Recore is Finally Printing!

The new 3D-printer control board (Recore) that was started in 2019 is now mature and ready to start shipping to customers. We are now at revision A5, but the A4 was also working fine, it was just a few minor tweaks related to testability mostly.

But this blog post and accompanying video will be centered around porting Klipper to be compatible with the new Recore. Here is the video, the rest of this post we give some details that did not make it into the video.

Here is that block diagram of Allwinner A64 again for reference.

Normally a Single Board Computer (SBC) that runs Linux is not suited for real time operations. That is why a microcontroller is needed which is why you end up with a combination of regular 3D-printer control board and a Rasberry Pi. There are exceptions, for instance the BeagleBone family has a separate (Programmable Realtime Unit) PRU which solves this elegantly.

In Recore I wanted to get rid of that separate microcontroller and find a solution similar to what the PRUs on the BeagleBone is doing. The solution is to use the AR100 which is a bit of a quirky “microprocessor” embedded on the Allwinner A64. But it’s fast! It can run at 300 MHz. Finding a similar microcontroller as a separate device would increase the final price quite a bit without really adding anything.

As mentioned in the video, in order to use the AR100 for real time operations, and to make it work with Klipper, there were three problems that needed to be solved.

Toggle Pins Fast

If you try to toggle pins from Linux, you will be disappointed. It is very slow and unpredictable since the pin toggling events are handled by the kernel and the program is running in user space. Also, the event be handled only when the kernel sees fit which can take a while. But even if you set aside a separate core out of those 4 cores in the A64, you would still be hunted by some amount of unpredictability since the toggling even has to be propagated on the same AHB as most other media on the SoC.

By offloading those events to the AR100, we can get very good speed and predictability. The more we can stay away from the AHB dedicated to the AR100, the less jitter we experience on the toggling of those pins. More jitter will cause steps on the stepper motors to appear uneven and can in turn cause wobbling on the finish of printed objects. I’ve not done extensive testing on this, but it would be a very interesting experiment.

The experiment shown in the video shows the difference between toggling pins that are in one of the GPIO banks and comparing to pins that are in the R_GPIO bank. If you look at the chart above, the “path” taken for the AR100 to toggle the pins in the GPIO bank is a bit more crooked and running through two shared buses, one of which potentially has a lot of traffic.

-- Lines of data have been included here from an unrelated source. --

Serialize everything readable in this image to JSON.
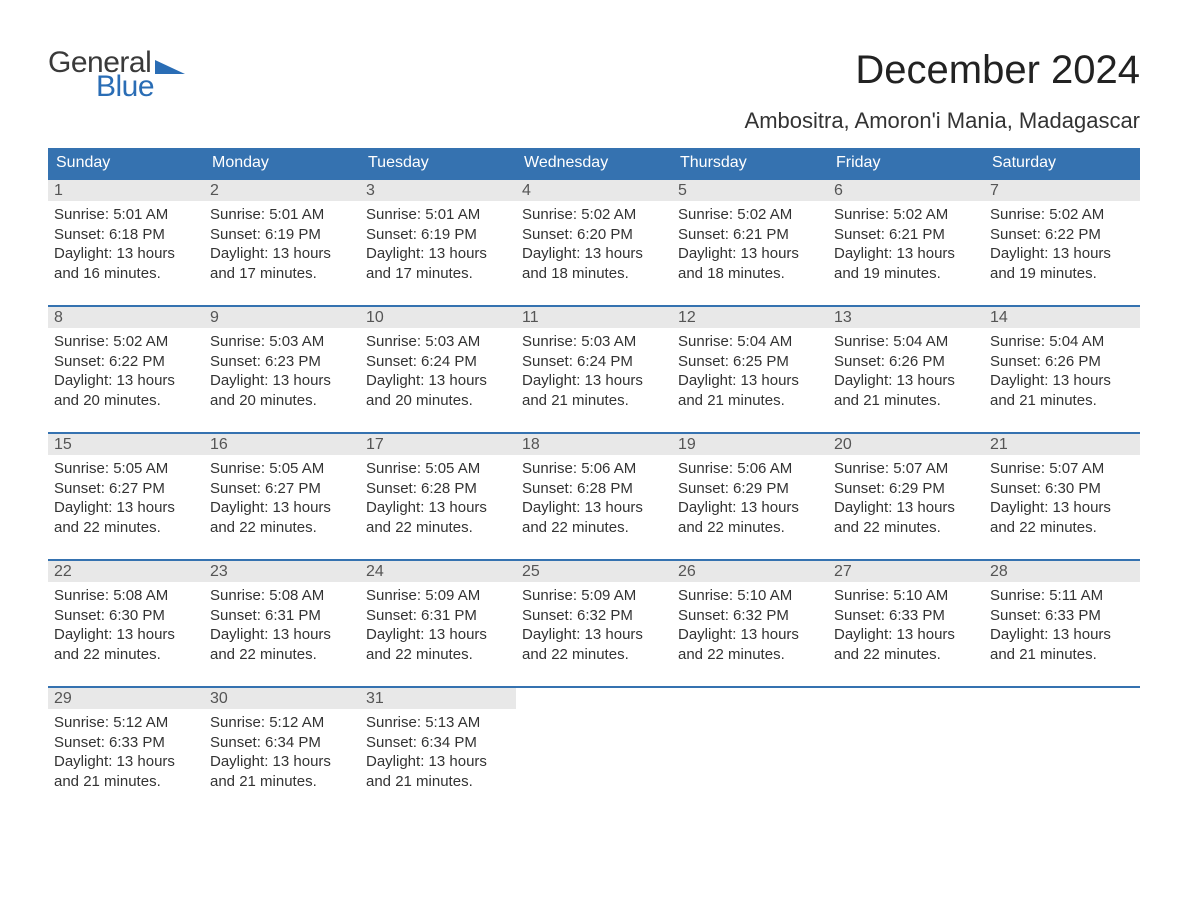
{
  "brand": {
    "text_general": "General",
    "text_blue": "Blue",
    "color_general": "#3a3a3a",
    "color_blue": "#2a6db5"
  },
  "header": {
    "title": "December 2024",
    "location": "Ambositra, Amoron'i Mania, Madagascar",
    "title_fontsize": 40,
    "location_fontsize": 22,
    "title_color": "#222222"
  },
  "calendar": {
    "header_bg": "#3572b0",
    "header_text_color": "#ffffff",
    "daynum_bg": "#e8e8e8",
    "divider_color": "#3572b0",
    "body_text_color": "#333333",
    "body_fontsize": 15,
    "weekdays": [
      "Sunday",
      "Monday",
      "Tuesday",
      "Wednesday",
      "Thursday",
      "Friday",
      "Saturday"
    ],
    "weeks": [
      [
        {
          "day": "1",
          "sunrise": "Sunrise: 5:01 AM",
          "sunset": "Sunset: 6:18 PM",
          "daylight1": "Daylight: 13 hours",
          "daylight2": "and 16 minutes."
        },
        {
          "day": "2",
          "sunrise": "Sunrise: 5:01 AM",
          "sunset": "Sunset: 6:19 PM",
          "daylight1": "Daylight: 13 hours",
          "daylight2": "and 17 minutes."
        },
        {
          "day": "3",
          "sunrise": "Sunrise: 5:01 AM",
          "sunset": "Sunset: 6:19 PM",
          "daylight1": "Daylight: 13 hours",
          "daylight2": "and 17 minutes."
        },
        {
          "day": "4",
          "sunrise": "Sunrise: 5:02 AM",
          "sunset": "Sunset: 6:20 PM",
          "daylight1": "Daylight: 13 hours",
          "daylight2": "and 18 minutes."
        },
        {
          "day": "5",
          "sunrise": "Sunrise: 5:02 AM",
          "sunset": "Sunset: 6:21 PM",
          "daylight1": "Daylight: 13 hours",
          "daylight2": "and 18 minutes."
        },
        {
          "day": "6",
          "sunrise": "Sunrise: 5:02 AM",
          "sunset": "Sunset: 6:21 PM",
          "daylight1": "Daylight: 13 hours",
          "daylight2": "and 19 minutes."
        },
        {
          "day": "7",
          "sunrise": "Sunrise: 5:02 AM",
          "sunset": "Sunset: 6:22 PM",
          "daylight1": "Daylight: 13 hours",
          "daylight2": "and 19 minutes."
        }
      ],
      [
        {
          "day": "8",
          "sunrise": "Sunrise: 5:02 AM",
          "sunset": "Sunset: 6:22 PM",
          "daylight1": "Daylight: 13 hours",
          "daylight2": "and 20 minutes."
        },
        {
          "day": "9",
          "sunrise": "Sunrise: 5:03 AM",
          "sunset": "Sunset: 6:23 PM",
          "daylight1": "Daylight: 13 hours",
          "daylight2": "and 20 minutes."
        },
        {
          "day": "10",
          "sunrise": "Sunrise: 5:03 AM",
          "sunset": "Sunset: 6:24 PM",
          "daylight1": "Daylight: 13 hours",
          "daylight2": "and 20 minutes."
        },
        {
          "day": "11",
          "sunrise": "Sunrise: 5:03 AM",
          "sunset": "Sunset: 6:24 PM",
          "daylight1": "Daylight: 13 hours",
          "daylight2": "and 21 minutes."
        },
        {
          "day": "12",
          "sunrise": "Sunrise: 5:04 AM",
          "sunset": "Sunset: 6:25 PM",
          "daylight1": "Daylight: 13 hours",
          "daylight2": "and 21 minutes."
        },
        {
          "day": "13",
          "sunrise": "Sunrise: 5:04 AM",
          "sunset": "Sunset: 6:26 PM",
          "daylight1": "Daylight: 13 hours",
          "daylight2": "and 21 minutes."
        },
        {
          "day": "14",
          "sunrise": "Sunrise: 5:04 AM",
          "sunset": "Sunset: 6:26 PM",
          "daylight1": "Daylight: 13 hours",
          "daylight2": "and 21 minutes."
        }
      ],
      [
        {
          "day": "15",
          "sunrise": "Sunrise: 5:05 AM",
          "sunset": "Sunset: 6:27 PM",
          "daylight1": "Daylight: 13 hours",
          "daylight2": "and 22 minutes."
        },
        {
          "day": "16",
          "sunrise": "Sunrise: 5:05 AM",
          "sunset": "Sunset: 6:27 PM",
          "daylight1": "Daylight: 13 hours",
          "daylight2": "and 22 minutes."
        },
        {
          "day": "17",
          "sunrise": "Sunrise: 5:05 AM",
          "sunset": "Sunset: 6:28 PM",
          "daylight1": "Daylight: 13 hours",
          "daylight2": "and 22 minutes."
        },
        {
          "day": "18",
          "sunrise": "Sunrise: 5:06 AM",
          "sunset": "Sunset: 6:28 PM",
          "daylight1": "Daylight: 13 hours",
          "daylight2": "and 22 minutes."
        },
        {
          "day": "19",
          "sunrise": "Sunrise: 5:06 AM",
          "sunset": "Sunset: 6:29 PM",
          "daylight1": "Daylight: 13 hours",
          "daylight2": "and 22 minutes."
        },
        {
          "day": "20",
          "sunrise": "Sunrise: 5:07 AM",
          "sunset": "Sunset: 6:29 PM",
          "daylight1": "Daylight: 13 hours",
          "daylight2": "and 22 minutes."
        },
        {
          "day": "21",
          "sunrise": "Sunrise: 5:07 AM",
          "sunset": "Sunset: 6:30 PM",
          "daylight1": "Daylight: 13 hours",
          "daylight2": "and 22 minutes."
        }
      ],
      [
        {
          "day": "22",
          "sunrise": "Sunrise: 5:08 AM",
          "sunset": "Sunset: 6:30 PM",
          "daylight1": "Daylight: 13 hours",
          "daylight2": "and 22 minutes."
        },
        {
          "day": "23",
          "sunrise": "Sunrise: 5:08 AM",
          "sunset": "Sunset: 6:31 PM",
          "daylight1": "Daylight: 13 hours",
          "daylight2": "and 22 minutes."
        },
        {
          "day": "24",
          "sunrise": "Sunrise: 5:09 AM",
          "sunset": "Sunset: 6:31 PM",
          "daylight1": "Daylight: 13 hours",
          "daylight2": "and 22 minutes."
        },
        {
          "day": "25",
          "sunrise": "Sunrise: 5:09 AM",
          "sunset": "Sunset: 6:32 PM",
          "daylight1": "Daylight: 13 hours",
          "daylight2": "and 22 minutes."
        },
        {
          "day": "26",
          "sunrise": "Sunrise: 5:10 AM",
          "sunset": "Sunset: 6:32 PM",
          "daylight1": "Daylight: 13 hours",
          "daylight2": "and 22 minutes."
        },
        {
          "day": "27",
          "sunrise": "Sunrise: 5:10 AM",
          "sunset": "Sunset: 6:33 PM",
          "daylight1": "Daylight: 13 hours",
          "daylight2": "and 22 minutes."
        },
        {
          "day": "28",
          "sunrise": "Sunrise: 5:11 AM",
          "sunset": "Sunset: 6:33 PM",
          "daylight1": "Daylight: 13 hours",
          "daylight2": "and 21 minutes."
        }
      ],
      [
        {
          "day": "29",
          "sunrise": "Sunrise: 5:12 AM",
          "sunset": "Sunset: 6:33 PM",
          "daylight1": "Daylight: 13 hours",
          "daylight2": "and 21 minutes."
        },
        {
          "day": "30",
          "sunrise": "Sunrise: 5:12 AM",
          "sunset": "Sunset: 6:34 PM",
          "daylight1": "Daylight: 13 hours",
          "daylight2": "and 21 minutes."
        },
        {
          "day": "31",
          "sunrise": "Sunrise: 5:13 AM",
          "sunset": "Sunset: 6:34 PM",
          "daylight1": "Daylight: 13 hours",
          "daylight2": "and 21 minutes."
        },
        {
          "empty": true
        },
        {
          "empty": true
        },
        {
          "empty": true
        },
        {
          "empty": true
        }
      ]
    ]
  }
}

Spectrum of GPIO bank pin toggling
Spectrum of R_GPIO bank pin toggling

Communication Channel

In an effort to offload as much traffic as possible on the AHB, I chose a somewhat unconventional way to set up communication between the main Klipper program running on Linux and the real time bit running on the AR100. The conventional way might be to use a shared memory area to “send” commands, since both CPUs are on the same die. Instead, I chose a loopback between a UART controlled by the A53 cores and an R_UART controlled by the AR100. I’m not burning any bridges here, the shared mem solution is still available in case anyone wants to try it and look at possible benefits and downsides, but now we have to option to do both.

A Timer for the AR100

The third and final hurdle was getting a hold of a decent timer for the AR100. There is actually a timer peripheral (R_TIMER) in the A64 dedicated to the AR100, but unfortunately it is not timed by the AR100 CPU clock at 300 MHz. Instead, it is timed by the main oscillator at 24 MHz. This meas that the timer does not have enough resolution to cause stepping in the exact moment needed. But there is another solution, a tick timer facility in the OR1000 ISA . In Klipper, the implementation becomes very simple and even though the program will have to keep polling to check if time matches, the CPU is mostly idle regardless, so it should not make a difference.

The R_TIMER is clocked by the 24 MHz oscillator
The TTCR (Tick Timer Counter Register) is clocked by the same clock as the AR100 CPU

More Work is Needed

Even though Recore now runs, the work on this started about a year ago, so the branch of Klipper that is was based upon is very outdated. Once Recore A5 is available in the shop, work will shift back to upstreaming the AR100 patches in Klipper so the work will be maintained. But at lest there is a way to print with the Recore boards, and that is a good starting point.

Like I mentioned in the videos, it looks like the AR100 is doing very well in terms of print speed compared to other solutions measured by Klipper.

This is a screenshot of tests run on an early Recore A2 board. The tests are from the custom fork of Klipper hosted in the Intelligent-agent github repository.